UNION EUROPÉENNE • Quand les blogs inquiètent les eurodéputés
Un rapport d'une élue estonienne invite l'Assemblée de Strasbourg à encadrer plus strictement la blogosphère. L'hebdomadaire bulgare Kapital y voit une menace pour la liberté d'expression sur la Toile. DR
Le Parlement européen produit souvent des paradoxes et se retrouve encore plus souvent accusé d'être coupé des réalités du quotidien des citoyens européens. Mais, cette fois-ci, cette importante institution européenne s'attaque à un sujet qui se trouve au cœur de la société civile moderne : elle considère la blogosphère comme dangereuse et envisage de voter une mesure encadrant cet espace de libre expression.
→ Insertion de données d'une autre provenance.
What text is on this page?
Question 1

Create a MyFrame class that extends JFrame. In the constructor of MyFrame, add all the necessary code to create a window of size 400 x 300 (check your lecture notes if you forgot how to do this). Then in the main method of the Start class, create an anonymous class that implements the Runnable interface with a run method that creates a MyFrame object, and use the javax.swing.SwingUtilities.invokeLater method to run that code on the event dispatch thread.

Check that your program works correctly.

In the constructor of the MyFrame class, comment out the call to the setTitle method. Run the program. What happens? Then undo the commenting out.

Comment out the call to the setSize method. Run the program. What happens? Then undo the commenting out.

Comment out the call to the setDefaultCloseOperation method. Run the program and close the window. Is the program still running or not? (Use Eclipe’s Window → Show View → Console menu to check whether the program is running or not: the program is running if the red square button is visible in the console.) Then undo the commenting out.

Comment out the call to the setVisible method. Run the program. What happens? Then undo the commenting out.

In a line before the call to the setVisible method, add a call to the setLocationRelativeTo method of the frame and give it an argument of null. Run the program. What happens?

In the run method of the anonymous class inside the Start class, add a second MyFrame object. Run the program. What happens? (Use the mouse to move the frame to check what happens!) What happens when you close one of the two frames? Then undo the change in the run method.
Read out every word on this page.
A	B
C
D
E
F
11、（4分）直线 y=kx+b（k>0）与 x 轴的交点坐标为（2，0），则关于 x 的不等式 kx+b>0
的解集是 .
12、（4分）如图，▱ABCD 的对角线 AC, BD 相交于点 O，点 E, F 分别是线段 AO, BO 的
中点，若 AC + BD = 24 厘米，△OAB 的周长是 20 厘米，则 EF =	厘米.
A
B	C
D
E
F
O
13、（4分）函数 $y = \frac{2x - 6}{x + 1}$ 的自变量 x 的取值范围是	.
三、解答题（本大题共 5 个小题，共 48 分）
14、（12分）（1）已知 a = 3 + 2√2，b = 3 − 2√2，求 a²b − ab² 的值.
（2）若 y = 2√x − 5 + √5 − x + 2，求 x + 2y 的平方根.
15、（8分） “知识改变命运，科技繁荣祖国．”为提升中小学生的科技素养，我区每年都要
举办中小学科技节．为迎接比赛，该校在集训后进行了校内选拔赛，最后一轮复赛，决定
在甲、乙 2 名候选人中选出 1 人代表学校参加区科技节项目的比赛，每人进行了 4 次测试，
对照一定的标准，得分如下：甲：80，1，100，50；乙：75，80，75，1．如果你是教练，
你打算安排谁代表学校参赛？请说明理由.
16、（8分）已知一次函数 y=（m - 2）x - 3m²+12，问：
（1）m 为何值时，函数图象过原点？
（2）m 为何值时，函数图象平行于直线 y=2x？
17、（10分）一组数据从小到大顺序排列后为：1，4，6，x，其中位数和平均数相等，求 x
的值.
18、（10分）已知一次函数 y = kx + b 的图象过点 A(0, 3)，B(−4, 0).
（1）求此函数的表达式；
L'idée vient d'une députée socialiste estonienne, Marianne Mikko, auteur d'un rapport sur la question qui vient d'être publié à Strasbourg. "Jusqu'à présent, la blogosphère était un espace de bonnes intentions, avec un discours relativement franc et ouvert, peut-on y lire. Beaucoup de gens font confiance aux blogs. Cependant, du fait de leur banalisation et de leur multiplication, les blogs sont également utilisés par des personnes de moins en moins scrupuleuses."
Pour que la blogosphère reste un espace de bonnes intentions, l'eurodéputée préconise dans son rapport l'introduction d'un "indice de qualité, pour qu'il soit clair pour tout le monde qui écrit et pour quelle raison". Dans la même veine, son texte estime que si "jusqu'à présent, nous n'avons pas considéré les blogueurs comme une menace, ces derniers peuvent polluer considérablement le cyberespace".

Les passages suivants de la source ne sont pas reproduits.